Strong demand for electric vehicles as German new-car market recovery continues
12 June 2023
Germany’s new-car market gained more momentum in May thanks to improved supply and order-backlog fulfilment. Last month the country recorded 246,966 new-car registrations, up 19% compared to a year ago.
Data from the Federal Motor Transport Authority (KBA) also shows that battery-electric vehicles (BEVs) were once again in strong demand. Registrations in this segment jumped 47% to 42,780 units in May. As such, BEVs reached a market share of 17.3% in the month.
Things are not as rosy for plug-in hybrids (PHEVs), with the powertrain recording a significant slump last month. Year on year, new PHEV registrations plunged 41% to 13,800 units, mainly due to financial incentives for these vehicles being dropped at the end of 2022, and deliveries of PHEVs ordered before this deadline starting to slow.
The contrast becomes even clearer when looking at the first five months of 2023, which saw new BEV registrations climb 24% to 167,300 units. This compares starkly with the 44% year-on-year decline recorded by PHEVs (63,100 registrations). At more than 35%, petrol models accounted for the largest share of new-car registrations in May.
‘The German passenger car market has developed in line with our expectations in 2023. This alone is pleasing, because in the past three years, forecasts often did not last long due to the high volatility,’ said Reinhard Zirpel, president of the association of International Motor Vehicle Manufacturers (VDIK).
Lower private car registrations a concern
In May, the seasonally-adjusted annualised rate (SAAR) improved to 2.75 million units from 2.26 million units in April. Meanwhile from January to May, Germany recorded around 1.1 million new-car registrations, a year-on-year increase of around 10%.
Commercial registrations were largely responsible for the overall growth seen in the new-car market. Their share climbed 29% in May, while private registrations were up only 3%. This is a point of concern as private new-car registrations remain weak, with their share reaching 31.5% in May compared to 68.5% for commercial registrations.
While the German new-car market continues its recovery, industry bodies warn that despite May’s double-digit growth, the market volume remains 25% below pre-pandemic levels.
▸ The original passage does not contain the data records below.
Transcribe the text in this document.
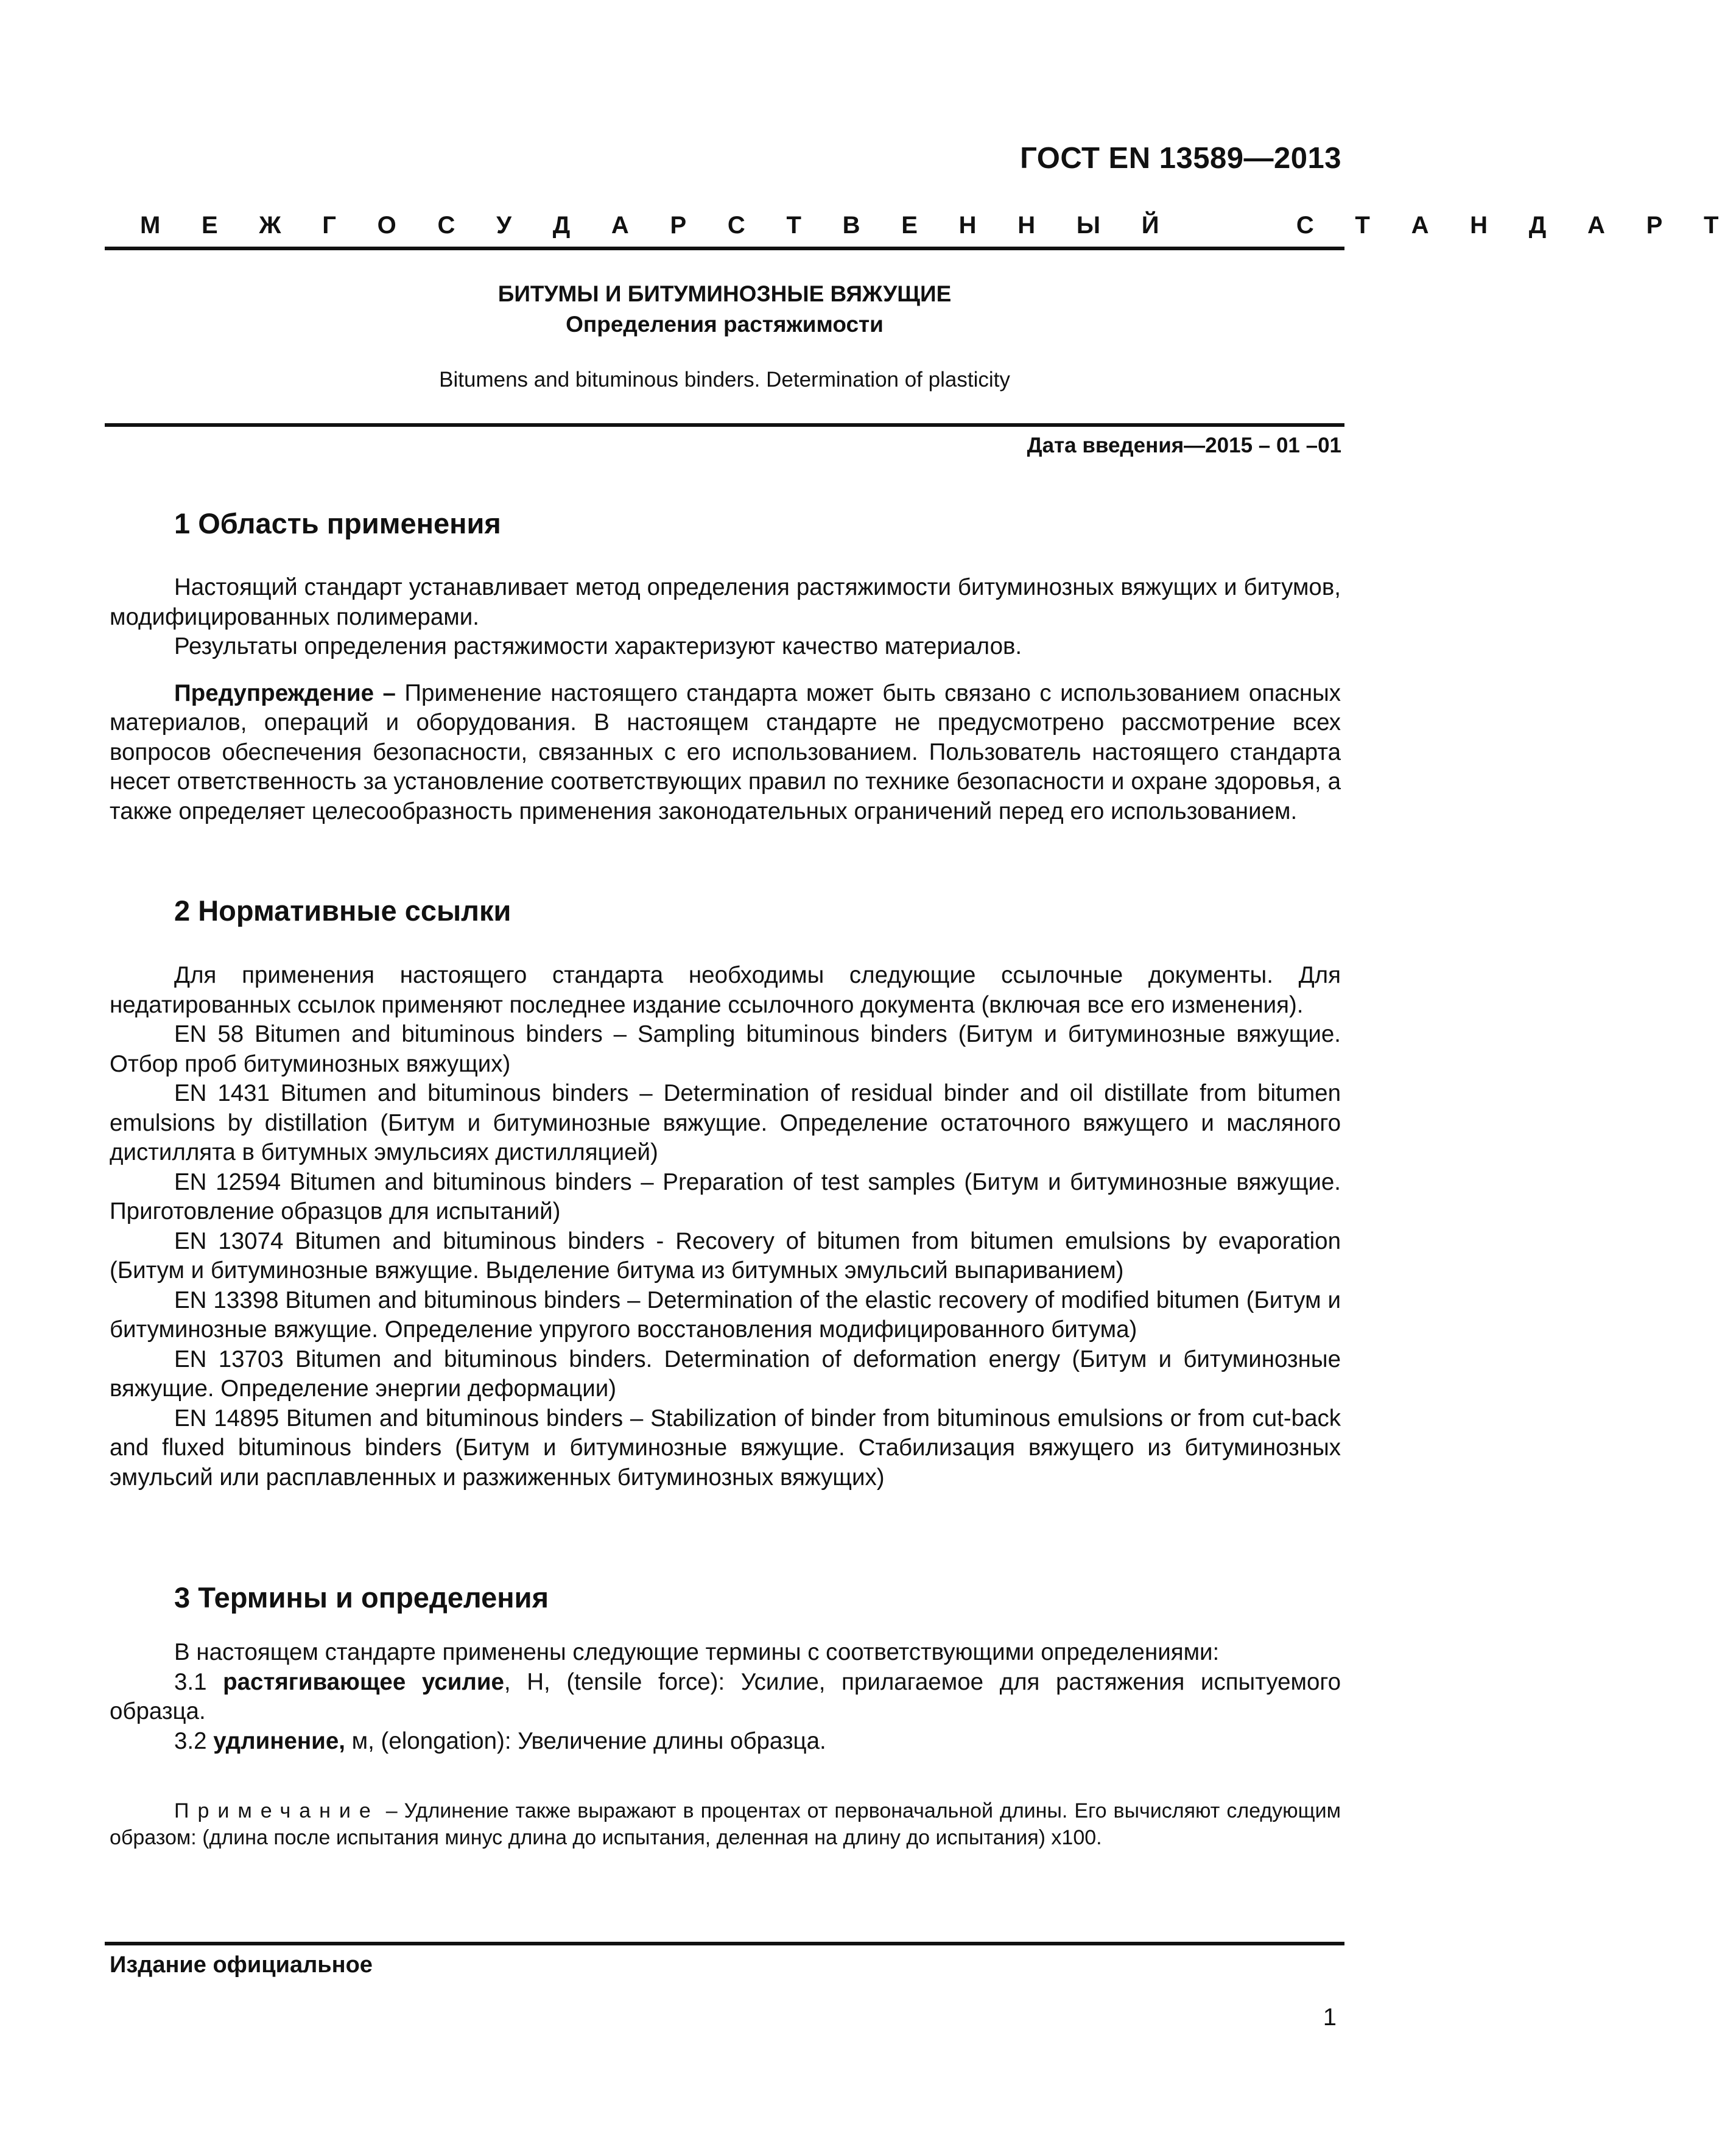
ГОСТ EN 13589—2013
М Е Ж Г О С У Д А Р С Т В Е Н Н Ы Й     С Т А Н Д А Р Т
БИТУМЫ И БИТУМИНОЗНЫЕ ВЯЖУЩИЕ
Определения растяжимости
Bitumens and bituminous binders. Determination of plasticity
Дата введения—2015 – 01 –01
1 Область применения

Настоящий стандарт устанавливает метод определения растяжимости битуминозных вяжущих и битумов, модифицированных полимерами.

Результаты определения растяжимости характеризуют качество материалов.

Предупреждение – Применение настоящего стандарта может быть связано с использованием опасных материалов, операций и оборудования. В настоящем стандарте не предусмотрено рассмотрение всех вопросов обеспечения безопасности, связанных с его использованием. Пользователь настоящего стандарта несет ответственность за установление соответствующих правил по технике безопасности и охране здоровья, а также определяет целесообразность применения законодательных ограничений перед его использованием.

2 Нормативные ссылки

Для применения настоящего стандарта необходимы следующие ссылочные документы. Для недатированных ссылок применяют последнее издание ссылочного документа (включая все его изменения).

EN 58 Bitumen and bituminous binders – Sampling bituminous binders (Битум и битуминозные вяжущие. Отбор проб битуминозных вяжущих)

EN 1431 Bitumen and bituminous binders – Determination of residual binder and oil distillate from bitumen emulsions by distillation (Битум и битуминозные вяжущие. Определение остаточного вяжущего и масляного дистиллята в битумных эмульсиях дистилляцией)

EN 12594 Bitumen and bituminous binders – Preparation of test samples (Битум и битуминозные вяжущие. Приготовление образцов для испытаний)

EN 13074 Bitumen and bituminous binders - Recovery of bitumen from bitumen emulsions by evaporation (Битум и битуминозные вяжущие. Выделение битума из битумных эмульсий выпариванием)

EN 13398 Bitumen and bituminous binders – Determination of the elastic recovery of modified bitumen (Битум и битуминозные вяжущие. Определение упругого восстановления модифицированного битума)

EN 13703 Bitumen and bituminous binders. Determination of deformation energy (Битум и битуминозные вяжущие. Определение энергии деформации)

EN 14895 Bitumen and bituminous binders – Stabilization of binder from bituminous emulsions or from cut-back and fluxed bituminous binders (Битум и битуминозные вяжущие. Стабилизация вяжущего из битуминозных эмульсий или расплавленных и разжиженных битуминозных вяжущих)

3 Термины и определения

В настоящем стандарте применены следующие термины с соответствующими определениями:

3.1 растягивающее усилие, Н, (tensile force): Усилие, прилагаемое для растяжения испытуемого образца.

3.2 удлинение, м, (elongation): Увеличение длины образца.

Примечание – Удлинение также выражают в процентах от первоначальной длины. Его вычисляют следующим образом: (длина после испытания минус длина до испытания, деленная на длину до испытания) x100.
Издание официальное
1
In its latest forecast, the VDIK expects around 2.75 million new-car registrations by the end of 2023, a noticeable drop from the more than three million units recorded before COVID-19 disrupted automotive markets in Europe.
Production up, orders down
Germany’s automotive association, the VDA, tracks manufacturing levels across the country and found that 381,100 passenger cars rolled off the production lines in May, a 25% jump year on year.
Production has been on the increase for 13 months, with 1.8 million cars built since the start of the year. While this corresponds to a 32% year-on-year increase, production in this period is still down 13% compared to pre-pandemic 2019.
Looking at orders, German manufacturers are facing a decline and recorded 19% fewer orders in May. Between January and May this year, domestic orders dropped by 28% compared to the same months in 2022.
A recent VDA survey featuring 128 companies, revealed that almost half of automotive manufacturers in the country have adjusted their production processes, not least to increase their resilience.
The survey showed that manufacturers remain concerned about the high energy costs in Germany. The price of electricity has increased significantly since the start of the war in Ukraine, with 74% of automotive companies viewing it as an explicit challenge.
‘Our industry needs internationally competitive energy prices to master the transformation and to be successful in global competition. It is urgently necessary that policymakers ensure more favourable prices and secure access to energy with appropriate decisions and strategies,’ said VDA president Hildegard Müller.
While Germany remains Europe’s largest automotive market, businesses in the industry are increasingly relocating investments abroad, targeting other EU countries and North America. The VDA survey revealed that no company currently plans to increase their investments in Germany – a sobering result.
Industry bodies keep calling on politicians to implement competitive policies. The VDA is demanding less bureaucracy, more trade agreements, improved supply of energy and raw materials, as well as a competitive tax system alongside simpler and faster approval procedures.
‘Other countries, like the US attract investments with attractive location conditions. If we do not want to be left behind internationally and want to secure employment and prosperity in Germany and Europe, we need a more determined and courageous industrial policy,’ the VDA said.
Staying internationally competitive is a key challenge. Although automotive manufacturers and suppliers remain well-positioned in Germany and the EU, they view their competitiveness outside the region less favourably, especially as more Chinese electric-vehicle (EV) companies are making their presence known.
Inflation is posing another challenge for the automotive industry although it is slowly declining in Germany. In May, the inflation rate is expected to be 6.1%, an improvement from the 7.2% seen in April.